Secretary of Energy Steven Chu outlined on Monday how his department will spend the $1.2 billion that was provided in the economic stimulus act for science. Among the recipients of this funding will be nine national laboratories that will receive $688.4 million.

This funding was contained in the $787 billion American Recovery and Reinvestment Act which was signed into law by President Obama on February 17. The Explanatory Statement accompanying the legislation allowed DOE wide latitude in how the money was to be spent:

“The conferees agree to provide an additional $1,600,000,000 for the Science program. After taking into account the additional $400,000,000 provided for Advanced Research Projects Agency-Energy (ARPA-E) in a separate account, the funding level for Science is the same as proposed by the House, instead of $330,000,000 as proposed by the Senate.”

A statement issued by DOE on Monday provided the underlying rationale for how the funding would be spent:

“The DOE Office of Science Recovery Act funding is a strategic effort to achieve maximum short-term economic and jobs impact while bolstering the Nation’s long-term scientific strength through accelerated construction of key scientific facilities, acquisition of advanced scientific instrumentation, upgrades and modernization of our National Laboratory infrastructure, and expanded research support for graduate students, postdocs, and Ph.D. scientists working to solve critical problems in fields ranging from high energy and nuclear physics to biofuels, solar energy, solid-state lighting, superconductivity, electrical transmission and storage, carbon sequestration, combustion, environmental clean-up, materials science for energy efficiency, and other fields. Today’s discoveries will be tomorrow’s innovative technologies and hold the key to America’s continued prosperity and enhanced energy security in the coming decades.”

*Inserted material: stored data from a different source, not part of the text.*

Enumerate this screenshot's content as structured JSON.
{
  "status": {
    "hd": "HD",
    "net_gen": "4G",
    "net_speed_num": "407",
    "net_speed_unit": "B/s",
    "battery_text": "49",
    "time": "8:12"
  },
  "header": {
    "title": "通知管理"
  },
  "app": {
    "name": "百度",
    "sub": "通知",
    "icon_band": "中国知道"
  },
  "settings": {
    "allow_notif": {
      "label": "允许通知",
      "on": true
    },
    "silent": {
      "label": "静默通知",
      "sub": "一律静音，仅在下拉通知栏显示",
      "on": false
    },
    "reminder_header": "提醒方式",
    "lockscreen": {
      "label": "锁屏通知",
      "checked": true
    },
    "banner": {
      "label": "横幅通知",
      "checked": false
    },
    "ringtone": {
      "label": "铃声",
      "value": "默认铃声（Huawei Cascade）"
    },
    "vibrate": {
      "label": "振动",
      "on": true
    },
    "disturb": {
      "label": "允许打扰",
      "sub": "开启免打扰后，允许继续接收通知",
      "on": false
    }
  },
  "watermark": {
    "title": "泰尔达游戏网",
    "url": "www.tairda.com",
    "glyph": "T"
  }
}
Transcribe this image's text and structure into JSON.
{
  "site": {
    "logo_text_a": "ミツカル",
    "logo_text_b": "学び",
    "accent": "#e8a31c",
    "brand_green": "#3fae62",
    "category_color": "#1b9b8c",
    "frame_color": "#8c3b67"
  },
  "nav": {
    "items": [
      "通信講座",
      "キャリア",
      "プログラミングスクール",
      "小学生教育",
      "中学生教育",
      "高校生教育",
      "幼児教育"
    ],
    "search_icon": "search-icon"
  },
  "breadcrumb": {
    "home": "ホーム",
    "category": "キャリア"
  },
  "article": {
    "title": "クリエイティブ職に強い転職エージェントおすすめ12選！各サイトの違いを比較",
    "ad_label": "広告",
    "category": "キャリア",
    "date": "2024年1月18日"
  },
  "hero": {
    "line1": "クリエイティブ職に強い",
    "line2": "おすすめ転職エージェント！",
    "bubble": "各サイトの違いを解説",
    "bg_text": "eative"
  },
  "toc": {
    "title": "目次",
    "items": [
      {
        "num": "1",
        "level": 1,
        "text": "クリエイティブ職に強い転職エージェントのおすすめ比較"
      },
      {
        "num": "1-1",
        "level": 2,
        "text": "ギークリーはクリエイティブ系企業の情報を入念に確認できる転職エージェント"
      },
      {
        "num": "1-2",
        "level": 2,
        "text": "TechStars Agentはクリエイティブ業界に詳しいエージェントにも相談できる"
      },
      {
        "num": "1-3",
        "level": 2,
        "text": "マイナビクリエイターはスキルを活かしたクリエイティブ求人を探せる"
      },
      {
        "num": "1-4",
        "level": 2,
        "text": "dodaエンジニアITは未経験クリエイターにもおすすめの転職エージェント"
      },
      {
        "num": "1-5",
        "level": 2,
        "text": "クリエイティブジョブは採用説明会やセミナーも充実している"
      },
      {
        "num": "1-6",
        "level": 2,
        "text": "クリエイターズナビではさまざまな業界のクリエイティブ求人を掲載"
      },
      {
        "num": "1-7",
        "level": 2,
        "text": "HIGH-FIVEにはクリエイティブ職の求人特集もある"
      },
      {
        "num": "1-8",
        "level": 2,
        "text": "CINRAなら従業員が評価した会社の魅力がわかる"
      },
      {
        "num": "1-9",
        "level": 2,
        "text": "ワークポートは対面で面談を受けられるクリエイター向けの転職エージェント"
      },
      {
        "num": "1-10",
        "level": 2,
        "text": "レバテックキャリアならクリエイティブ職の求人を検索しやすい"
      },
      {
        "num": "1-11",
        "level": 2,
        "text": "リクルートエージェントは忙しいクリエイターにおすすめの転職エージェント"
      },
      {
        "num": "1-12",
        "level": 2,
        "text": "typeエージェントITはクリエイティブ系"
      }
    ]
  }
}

DOE announced that the funding will be spent as follows:
  • $330 million “for operations and equipment at Office of Science major scientific user facilities.” The statement specifically identifies the Spallation Neutron Source, Nanoscale Science Research Centers, ARM Climate Research Facility, Environmental Molecular Sciences Laboratory, and the Linac Coherent Light Source.
  • $277 million for the Energy Frontier Research Centers. Chu was pleased this funding, which will be awarded competitively, had been allocated, citing an earlier concern that it “could have . . . fallen by the wayside.”
  • $150 million for Brookhaven’s National Synchrotron Light Source-II “to accelerate ongoing construction.”
  • $125 million for infrastructure improvements at Ames, Argonne, Brookhaven, Fermi, Lawrence Berkeley, Oak Ridge, Pacific Northwest, SLAC, and the Thomas Jefferson national laboratories.
  • $123 million “for major construction, modernization, and needed decommissioning of laboratory facilities” at Oak Ridge, Lawrence Berkeley and Brookhaven national laboratories.
  • $90 million “for other core research, providing support for graduate students, postdocs, and Ph.D. scientists across the nation.”
  • $69 million “to create a national scale, prototype 100-gigabit per second data network linking research centers across the nation.”
  • $65 million to the Thomas Jefferson National Accelerator Facility “to accelerate construction of the 12-Billion Electron Volt Upgrade of the Continuous Electron Beam Accelerator Facility.”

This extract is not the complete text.